State taxes - most states are experiencing significant budget deficits and are seeking ways to generate new tax revenues. To fill in budget gaps, the states are getting extremely aggressive in auditing non-resident taxpayers, seeking more taxes from out of state companies, broadly interpreting nexus, and proposing a variety of state and local taxes. Now is the time to assess your state tax position, ensure compliance with all the state tax rules and determine if you have any unfiled state tax returns. If you have, many states have voluntary disclosure programs, amnesty programs, and other relief provisions available for you to become compliant pay your tax, and have the penalties waived. Each state has a tax web site that provides all the information you need in order for you to get your state tax house in order.

Estate taxes - It seems likely that the federal "death" tax is here to stay. This difficult economy and our desire to preserve our family wealth, makes it more imperative than ever to have an up to date estate tax plan. Under the Economic Growth and Tax Relief Reconciliation Act of 2001, the federal estate and generation skipping transfer tax exemption went from $2M to $3.5M this year, with the tax rate at 45%. However, on January 1, 2010, the estate tax is scheduled to be nothing, only to reappear on January 1, 2011 at $1M exemption, at a 55% rate. President Obama and the Democratic majority in Congress are working on various new proposals freezing the exemption at $3.5M with a top rate of 45%. While the laws continue to be work in process, it is prudent that you take advantage of planning opportunities in this current low interest rate environment, and update your estate tax plan. Deep market declines offer opportunities to transfer assets to others with little or no gift taxes, or use of more sophisticated transfer techniques, such as grantor retained annuity trusts (GRATS) charitable lead annuity trusts (CLATS), installment sales or similar vehicles. If most of your estate is in your retirement plan, 401(k) plan or similar vehicle, it is important to ensure that such assets are not allocated to the estate tax exemption and incur income tax unnecessarily.

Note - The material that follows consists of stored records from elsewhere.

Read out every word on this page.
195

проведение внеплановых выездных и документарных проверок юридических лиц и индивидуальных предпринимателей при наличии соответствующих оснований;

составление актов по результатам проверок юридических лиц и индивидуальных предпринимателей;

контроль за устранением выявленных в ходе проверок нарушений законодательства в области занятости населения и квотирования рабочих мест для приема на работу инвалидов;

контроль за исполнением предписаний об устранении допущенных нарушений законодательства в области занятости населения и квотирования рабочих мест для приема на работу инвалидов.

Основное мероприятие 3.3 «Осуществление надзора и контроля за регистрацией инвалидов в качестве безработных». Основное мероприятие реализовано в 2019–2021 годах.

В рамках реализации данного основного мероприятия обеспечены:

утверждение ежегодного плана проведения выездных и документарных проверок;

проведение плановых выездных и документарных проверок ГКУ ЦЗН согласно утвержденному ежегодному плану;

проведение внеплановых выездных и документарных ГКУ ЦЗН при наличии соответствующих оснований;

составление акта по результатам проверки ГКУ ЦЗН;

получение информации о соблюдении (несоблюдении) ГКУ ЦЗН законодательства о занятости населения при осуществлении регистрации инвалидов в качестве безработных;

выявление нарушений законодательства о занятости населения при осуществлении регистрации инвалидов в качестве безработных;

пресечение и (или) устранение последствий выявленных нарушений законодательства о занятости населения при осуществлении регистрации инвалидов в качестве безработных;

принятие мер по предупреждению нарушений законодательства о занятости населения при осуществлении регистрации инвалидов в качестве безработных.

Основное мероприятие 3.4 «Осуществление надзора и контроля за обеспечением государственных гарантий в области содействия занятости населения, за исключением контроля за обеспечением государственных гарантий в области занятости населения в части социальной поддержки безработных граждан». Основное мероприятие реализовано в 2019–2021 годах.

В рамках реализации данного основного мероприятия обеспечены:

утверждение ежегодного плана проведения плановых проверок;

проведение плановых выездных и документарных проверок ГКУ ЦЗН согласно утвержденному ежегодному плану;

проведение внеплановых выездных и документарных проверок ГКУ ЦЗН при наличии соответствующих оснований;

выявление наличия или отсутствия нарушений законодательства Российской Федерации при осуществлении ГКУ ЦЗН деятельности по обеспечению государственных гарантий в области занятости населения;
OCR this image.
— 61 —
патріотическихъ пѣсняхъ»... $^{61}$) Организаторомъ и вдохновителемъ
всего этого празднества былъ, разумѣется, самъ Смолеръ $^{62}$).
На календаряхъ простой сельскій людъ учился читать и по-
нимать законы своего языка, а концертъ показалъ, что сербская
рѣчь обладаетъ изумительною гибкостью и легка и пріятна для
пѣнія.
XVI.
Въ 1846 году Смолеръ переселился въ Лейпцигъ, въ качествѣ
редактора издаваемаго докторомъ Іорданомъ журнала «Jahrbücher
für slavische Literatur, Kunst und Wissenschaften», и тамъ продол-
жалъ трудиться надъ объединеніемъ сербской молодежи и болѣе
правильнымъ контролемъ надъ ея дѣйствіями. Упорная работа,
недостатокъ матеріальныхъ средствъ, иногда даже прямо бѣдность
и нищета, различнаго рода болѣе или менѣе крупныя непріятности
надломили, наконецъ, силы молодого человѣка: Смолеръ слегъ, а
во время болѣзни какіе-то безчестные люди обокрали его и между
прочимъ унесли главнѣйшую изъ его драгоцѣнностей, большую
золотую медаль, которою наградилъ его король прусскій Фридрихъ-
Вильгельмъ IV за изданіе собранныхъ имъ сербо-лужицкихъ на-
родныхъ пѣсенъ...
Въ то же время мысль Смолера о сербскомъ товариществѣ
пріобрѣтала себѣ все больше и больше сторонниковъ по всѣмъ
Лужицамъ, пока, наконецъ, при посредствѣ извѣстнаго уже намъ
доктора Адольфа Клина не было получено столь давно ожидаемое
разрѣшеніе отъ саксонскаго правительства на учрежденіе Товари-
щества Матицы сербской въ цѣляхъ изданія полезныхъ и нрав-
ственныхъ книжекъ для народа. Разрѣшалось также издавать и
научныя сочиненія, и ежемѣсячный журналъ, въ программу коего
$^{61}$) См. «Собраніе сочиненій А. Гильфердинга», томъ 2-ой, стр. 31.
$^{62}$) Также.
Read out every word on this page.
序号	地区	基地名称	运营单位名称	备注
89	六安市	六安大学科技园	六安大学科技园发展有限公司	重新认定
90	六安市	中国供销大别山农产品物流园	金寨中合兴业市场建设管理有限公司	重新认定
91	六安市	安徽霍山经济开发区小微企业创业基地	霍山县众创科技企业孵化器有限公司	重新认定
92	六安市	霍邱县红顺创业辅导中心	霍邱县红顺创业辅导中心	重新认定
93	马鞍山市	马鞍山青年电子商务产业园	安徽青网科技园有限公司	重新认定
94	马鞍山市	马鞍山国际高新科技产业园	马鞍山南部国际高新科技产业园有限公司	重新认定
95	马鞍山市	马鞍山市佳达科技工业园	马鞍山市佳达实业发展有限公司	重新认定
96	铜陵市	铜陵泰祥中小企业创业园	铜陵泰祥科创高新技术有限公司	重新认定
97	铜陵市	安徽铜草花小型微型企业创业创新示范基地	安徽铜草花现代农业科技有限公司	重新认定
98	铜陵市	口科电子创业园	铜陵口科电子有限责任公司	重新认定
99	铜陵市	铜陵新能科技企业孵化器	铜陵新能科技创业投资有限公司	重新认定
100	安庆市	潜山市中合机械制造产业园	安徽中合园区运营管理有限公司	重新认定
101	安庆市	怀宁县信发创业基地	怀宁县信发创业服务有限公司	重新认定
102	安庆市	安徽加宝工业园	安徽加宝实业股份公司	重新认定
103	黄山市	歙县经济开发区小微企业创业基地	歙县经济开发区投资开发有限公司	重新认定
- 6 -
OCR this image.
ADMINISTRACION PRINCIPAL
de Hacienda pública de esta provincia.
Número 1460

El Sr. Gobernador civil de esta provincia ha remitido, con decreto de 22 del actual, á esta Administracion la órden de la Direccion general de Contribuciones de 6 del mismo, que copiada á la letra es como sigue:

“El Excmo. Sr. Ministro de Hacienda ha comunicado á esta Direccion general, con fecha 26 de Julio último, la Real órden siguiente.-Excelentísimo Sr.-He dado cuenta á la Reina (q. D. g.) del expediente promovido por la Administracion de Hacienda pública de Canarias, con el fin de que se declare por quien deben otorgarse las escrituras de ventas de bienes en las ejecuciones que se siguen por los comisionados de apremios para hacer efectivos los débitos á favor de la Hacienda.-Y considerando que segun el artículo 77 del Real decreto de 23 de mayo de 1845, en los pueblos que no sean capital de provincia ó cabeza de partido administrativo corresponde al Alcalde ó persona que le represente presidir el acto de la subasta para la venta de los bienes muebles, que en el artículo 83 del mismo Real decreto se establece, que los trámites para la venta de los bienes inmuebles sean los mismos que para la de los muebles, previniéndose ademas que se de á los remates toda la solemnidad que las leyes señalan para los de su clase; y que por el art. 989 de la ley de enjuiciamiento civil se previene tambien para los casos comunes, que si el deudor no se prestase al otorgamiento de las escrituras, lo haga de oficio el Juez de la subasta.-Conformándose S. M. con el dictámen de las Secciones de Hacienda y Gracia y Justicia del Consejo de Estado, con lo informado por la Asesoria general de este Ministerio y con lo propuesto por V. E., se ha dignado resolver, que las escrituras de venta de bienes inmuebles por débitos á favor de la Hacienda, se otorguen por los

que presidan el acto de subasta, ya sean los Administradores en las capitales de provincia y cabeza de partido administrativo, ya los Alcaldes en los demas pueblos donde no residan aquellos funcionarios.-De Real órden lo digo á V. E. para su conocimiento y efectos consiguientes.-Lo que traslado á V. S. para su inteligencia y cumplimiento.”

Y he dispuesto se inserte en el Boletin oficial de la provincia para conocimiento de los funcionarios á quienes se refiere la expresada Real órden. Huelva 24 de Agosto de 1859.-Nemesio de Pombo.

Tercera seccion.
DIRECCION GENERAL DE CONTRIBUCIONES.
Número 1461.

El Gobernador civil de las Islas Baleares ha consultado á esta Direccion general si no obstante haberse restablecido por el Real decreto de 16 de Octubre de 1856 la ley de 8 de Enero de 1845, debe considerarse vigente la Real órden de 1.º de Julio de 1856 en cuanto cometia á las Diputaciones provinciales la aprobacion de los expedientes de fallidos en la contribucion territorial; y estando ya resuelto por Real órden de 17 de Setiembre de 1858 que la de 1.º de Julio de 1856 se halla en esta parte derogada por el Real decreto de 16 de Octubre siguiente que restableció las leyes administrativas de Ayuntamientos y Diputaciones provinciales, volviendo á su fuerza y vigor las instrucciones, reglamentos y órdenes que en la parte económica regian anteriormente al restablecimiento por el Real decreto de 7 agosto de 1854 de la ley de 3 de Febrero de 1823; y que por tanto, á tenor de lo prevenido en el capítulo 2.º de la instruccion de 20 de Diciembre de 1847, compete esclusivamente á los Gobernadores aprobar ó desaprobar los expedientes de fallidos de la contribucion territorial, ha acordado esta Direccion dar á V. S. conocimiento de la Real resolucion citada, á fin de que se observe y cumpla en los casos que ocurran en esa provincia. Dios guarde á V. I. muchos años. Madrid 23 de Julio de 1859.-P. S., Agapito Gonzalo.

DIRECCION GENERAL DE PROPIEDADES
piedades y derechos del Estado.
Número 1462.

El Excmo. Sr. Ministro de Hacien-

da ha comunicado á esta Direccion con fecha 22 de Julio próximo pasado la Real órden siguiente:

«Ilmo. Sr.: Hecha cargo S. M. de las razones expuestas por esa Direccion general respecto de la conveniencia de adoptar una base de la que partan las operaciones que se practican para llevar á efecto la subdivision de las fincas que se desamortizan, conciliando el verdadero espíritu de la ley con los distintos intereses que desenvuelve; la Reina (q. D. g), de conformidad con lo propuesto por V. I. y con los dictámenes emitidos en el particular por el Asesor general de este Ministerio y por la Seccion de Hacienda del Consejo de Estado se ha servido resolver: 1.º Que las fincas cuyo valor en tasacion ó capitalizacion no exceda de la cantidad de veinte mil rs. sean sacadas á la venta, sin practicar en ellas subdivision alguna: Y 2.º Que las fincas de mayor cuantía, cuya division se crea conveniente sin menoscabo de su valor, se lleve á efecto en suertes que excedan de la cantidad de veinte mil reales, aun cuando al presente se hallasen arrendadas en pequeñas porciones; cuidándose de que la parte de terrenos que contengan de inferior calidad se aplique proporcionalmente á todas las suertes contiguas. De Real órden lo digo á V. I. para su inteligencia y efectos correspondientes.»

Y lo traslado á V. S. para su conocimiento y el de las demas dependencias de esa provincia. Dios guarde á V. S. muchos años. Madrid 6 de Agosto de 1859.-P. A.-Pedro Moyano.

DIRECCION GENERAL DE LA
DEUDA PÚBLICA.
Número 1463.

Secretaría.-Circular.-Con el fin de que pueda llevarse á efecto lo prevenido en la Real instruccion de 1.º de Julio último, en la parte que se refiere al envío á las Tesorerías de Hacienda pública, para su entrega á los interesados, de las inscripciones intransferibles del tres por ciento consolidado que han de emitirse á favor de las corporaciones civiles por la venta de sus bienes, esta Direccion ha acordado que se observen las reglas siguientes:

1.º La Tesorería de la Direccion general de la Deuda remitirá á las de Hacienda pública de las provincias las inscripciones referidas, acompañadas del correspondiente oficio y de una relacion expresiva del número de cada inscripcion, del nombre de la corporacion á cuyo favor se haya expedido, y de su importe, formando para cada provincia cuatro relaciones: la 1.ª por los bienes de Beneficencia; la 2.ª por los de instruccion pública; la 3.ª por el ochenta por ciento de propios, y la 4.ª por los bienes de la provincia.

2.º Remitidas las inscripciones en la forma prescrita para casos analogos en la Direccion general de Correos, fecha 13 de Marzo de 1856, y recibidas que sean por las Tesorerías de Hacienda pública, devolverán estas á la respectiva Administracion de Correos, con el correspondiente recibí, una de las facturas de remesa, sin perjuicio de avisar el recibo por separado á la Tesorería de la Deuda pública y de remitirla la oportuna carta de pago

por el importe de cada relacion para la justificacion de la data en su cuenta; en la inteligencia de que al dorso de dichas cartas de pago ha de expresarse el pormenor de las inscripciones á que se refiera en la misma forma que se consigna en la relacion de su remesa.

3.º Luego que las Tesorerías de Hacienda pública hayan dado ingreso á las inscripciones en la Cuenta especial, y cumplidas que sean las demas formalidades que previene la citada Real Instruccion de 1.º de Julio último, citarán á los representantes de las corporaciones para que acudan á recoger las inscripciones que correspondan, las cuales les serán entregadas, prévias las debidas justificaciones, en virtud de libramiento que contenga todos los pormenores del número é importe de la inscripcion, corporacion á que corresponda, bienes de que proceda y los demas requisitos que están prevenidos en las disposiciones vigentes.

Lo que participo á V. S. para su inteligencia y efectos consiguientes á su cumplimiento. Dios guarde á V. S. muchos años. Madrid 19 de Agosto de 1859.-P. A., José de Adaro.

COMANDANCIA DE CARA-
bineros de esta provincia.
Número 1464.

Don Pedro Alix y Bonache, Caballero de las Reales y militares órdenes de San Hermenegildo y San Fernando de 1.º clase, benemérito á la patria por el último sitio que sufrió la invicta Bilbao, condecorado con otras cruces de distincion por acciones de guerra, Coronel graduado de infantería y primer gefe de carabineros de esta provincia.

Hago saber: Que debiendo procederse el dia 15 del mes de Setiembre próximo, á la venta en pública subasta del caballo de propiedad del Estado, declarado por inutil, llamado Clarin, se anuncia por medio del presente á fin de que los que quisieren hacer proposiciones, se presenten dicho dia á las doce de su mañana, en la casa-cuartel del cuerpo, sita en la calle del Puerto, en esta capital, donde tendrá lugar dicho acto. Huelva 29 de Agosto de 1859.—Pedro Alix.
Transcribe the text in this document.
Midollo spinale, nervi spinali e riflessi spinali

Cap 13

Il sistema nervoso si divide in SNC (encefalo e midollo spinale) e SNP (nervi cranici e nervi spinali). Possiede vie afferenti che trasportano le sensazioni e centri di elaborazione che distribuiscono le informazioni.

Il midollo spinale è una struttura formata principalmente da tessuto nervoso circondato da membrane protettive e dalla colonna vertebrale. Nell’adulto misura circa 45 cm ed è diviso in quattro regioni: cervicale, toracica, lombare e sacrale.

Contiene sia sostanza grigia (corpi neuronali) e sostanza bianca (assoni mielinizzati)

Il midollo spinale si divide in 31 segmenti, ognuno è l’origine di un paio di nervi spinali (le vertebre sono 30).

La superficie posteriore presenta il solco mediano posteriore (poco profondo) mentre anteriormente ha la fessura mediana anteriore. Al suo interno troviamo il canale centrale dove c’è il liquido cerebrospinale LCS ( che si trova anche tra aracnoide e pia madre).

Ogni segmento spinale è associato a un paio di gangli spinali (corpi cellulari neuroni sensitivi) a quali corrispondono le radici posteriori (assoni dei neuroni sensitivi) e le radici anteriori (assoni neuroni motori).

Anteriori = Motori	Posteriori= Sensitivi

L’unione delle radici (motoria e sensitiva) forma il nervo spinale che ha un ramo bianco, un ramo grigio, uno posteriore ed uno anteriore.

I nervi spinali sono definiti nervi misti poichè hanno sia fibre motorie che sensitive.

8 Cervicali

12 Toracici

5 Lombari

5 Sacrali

If you live in multiple states, you must consider the state estate tax exemption, which is not the same as for federal purposes. Also, estate planning is not just for taxable estates above the $3.5M level. Your plan should include those in your family with special needs, or elderly parents, so that distribution of your assets makes logical sense give your family dynamic. For this reason, powers of attorney, health care directives, living wills, proper titling of your assets, and document management and retention are vital to ensure an orderly and logical disposition of your estate.

So instead of enjoying that romance or mystery novel this summer, take the time to read up on the fascinating world of taxes and plan for your future. You may even enjoy it!